Responding to questioning by the committee chairman Nicky Morgan, he said: "If you think about the way in which the economy has performed since the (EU) referendum, there are things which one would have predicted at that stage and we explicitly look at those.

"People would have anticipated that there would have been a fall in the exchange rate and that would have resulted in a squeeze in real consumer incomes and spending and that has indeed happened.

"You would have expected the fall in the exchange rate to provide some boost in the export performance. That has happened, not quite as much as I think others would have anticipated and the impact on net trade has been less of a boost because it has also been accompanied by stronger import growth.

"You don't throw up your hands in the air and say there is no point trying to say anything about this whole process at all.

"You can say useful things and then you track how things perform as a result.

"You are right in saying this is very important but we shouldn't allow importance to tempt us into pretending a precision that we don't have."

Mr Chote also dismissed the idea that the outside world is dependent on his forecasts, saying there are many more predictions for the UK economy that do not have the same constraints placed upon them as the OBR.

He said: "The idea that the outside world is hugely dependent on what we say on the macro side would be hugely self-aggrandising for us and I wouldn't make that claim."

Mr Chote also responded to allegations that the OBR was being anti-Brexit in its central assumption of the UK being less open to trade after its departure from the European Union.

He said: "That would be an accusation without any foundation whatsoever.
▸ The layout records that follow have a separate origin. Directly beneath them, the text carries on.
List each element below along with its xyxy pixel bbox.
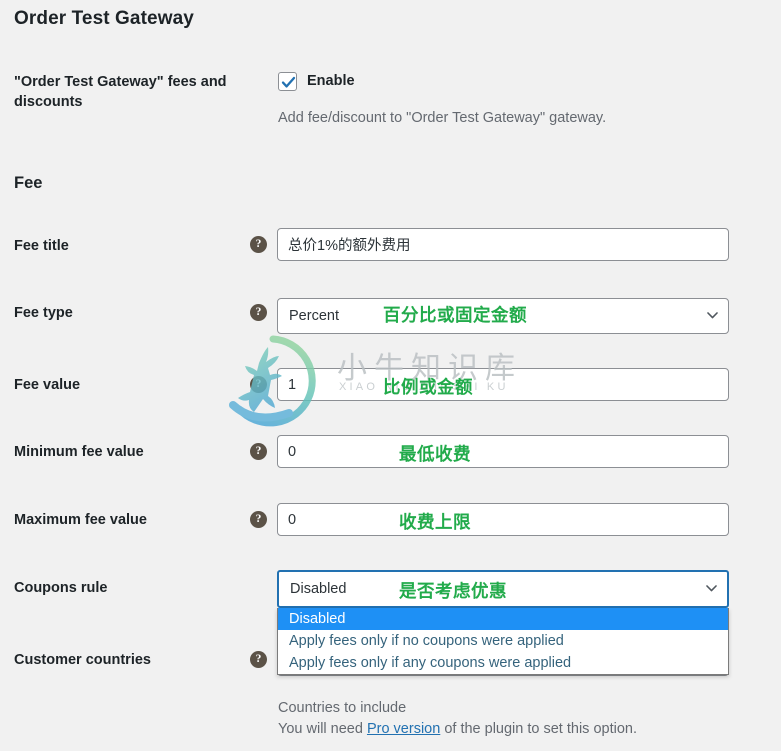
fee-value-input[interactable] [277, 368, 729, 401]
help-icon[interactable]: ? [250, 651, 267, 668]
check-icon [281, 76, 296, 88]
pro-note-prefix: You will need [278, 721, 367, 737]
settings-page: Order Test Gateway "Order Test Gateway" … [0, 0, 781, 751]
customer-countries-description-1: Countries to include [278, 700, 407, 716]
customer-countries-label: Customer countries [14, 652, 151, 668]
coupons-rule-label: Coupons rule [14, 580, 108, 596]
fee-type-selected-value: Percent [289, 308, 339, 324]
coupons-rule-selected-value: Disabled [290, 581, 347, 597]
maximum-fee-value-input[interactable] [277, 503, 729, 536]
coupons-rule-dropdown[interactable]: Disabled Apply fees only if no coupons w… [277, 608, 729, 675]
section-heading-fee: Fee [14, 174, 43, 192]
page-title: Order Test Gateway [14, 8, 194, 29]
dropdown-option[interactable]: Disabled [278, 608, 728, 630]
dropdown-option[interactable]: Apply fees only if no coupons were appli… [278, 630, 728, 652]
pro-note-suffix: of the plugin to set this option. [440, 721, 637, 737]
dropdown-option[interactable]: Apply fees only if any coupons were appl… [278, 652, 728, 674]
fee-type-label: Fee type [14, 305, 73, 321]
enable-checkbox[interactable] [278, 72, 297, 91]
help-icon[interactable]: ? [250, 376, 267, 393]
maximum-fee-value-label: Maximum fee value [14, 512, 147, 528]
coupons-rule-select[interactable]: Disabled [277, 570, 729, 608]
chevron-down-icon [706, 585, 717, 592]
fee-type-select[interactable]: Percent [277, 298, 729, 334]
enable-description: Add fee/discount to "Order Test Gateway"… [278, 110, 607, 126]
enable-row-label: "Order Test Gateway" fees and discounts [14, 74, 227, 110]
pro-version-link[interactable]: Pro version [367, 721, 440, 737]
help-icon[interactable]: ? [250, 443, 267, 460]
fee-title-label: Fee title [14, 238, 69, 254]
help-icon[interactable]: ? [250, 236, 267, 253]
minimum-fee-value-label: Minimum fee value [14, 444, 144, 460]
chevron-down-icon [707, 312, 718, 319]
help-icon[interactable]: ? [250, 511, 267, 528]
fee-title-input[interactable] [277, 228, 729, 261]
help-icon[interactable]: ? [250, 304, 267, 321]
customer-countries-description-2: You will need Pro version of the plugin … [278, 719, 637, 740]
minimum-fee-value-input[interactable] [277, 435, 729, 468]
fee-value-label: Fee value [14, 377, 81, 393]
enable-checkbox-label[interactable]: Enable [307, 72, 355, 91]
We are making a judgement on the basis of the information that is available to us.

"We look at the range of outside analyses and made our own judgements as well on the grounds of what the most likely direction of openness was going to be, but as I said, making some assumption that until proven otherwise you are more likely to see access to EU markets less easy rather than more easy as a consequence of this.

"As we highlight throughout, obviously it depends on what the deal is with the EU and it depends on what you do in other countries as well.

"To have come up with a very non-consensus view that it was going to push you in the other direction, people would probably have concluded that was unrealistically convenient for the government."

Sir Charles Bean, a member of the OBR's Budget responsibility committee, said the big issue facing the UK economy was not Brexit but poor productivity figures.

He said: "If  you could do something to address that successfully it would completely swamp the Brexit consequences."

In its economic and fiscal outlook, published last week with the Budget, the OBR revised down its forecast on productivity growth.

Sir Charles said: "We have come to the point where experience has triumphed over hope. For repeated forecasts we have had this assumption that there would be a pretty imminent reversion to something like the pre-crisis trend and the failure of that to show up has prompted us really to stand back and think does it really make sense to be continuing to say this recovery is just around the corner?

"It is worth stressing that the slow down in productivity growth is an international phenomenon. It is not a UK phenomenon. It may look a little more pronounced here and part of the reason for that is simply that a lot of the growth in recent years in the UK has been overly concentrated in relatively low-productivity sectors."

Mr Chote and Sir Charles's comments come after Ann Pettifor, director of Prime Economics, accused the Office for Budget Responsibility and the government of wrongly focusing on the UK’s weak productivity growth in a way that is harming the future economic prospects of the country.

Ms Pettifor was before the Treasury Select Committee yesterday (29 November) giving her reaction to chancellor Philip Hammond's Budget.

She is credited in some quarters with having predicted the 2008 financial crisis.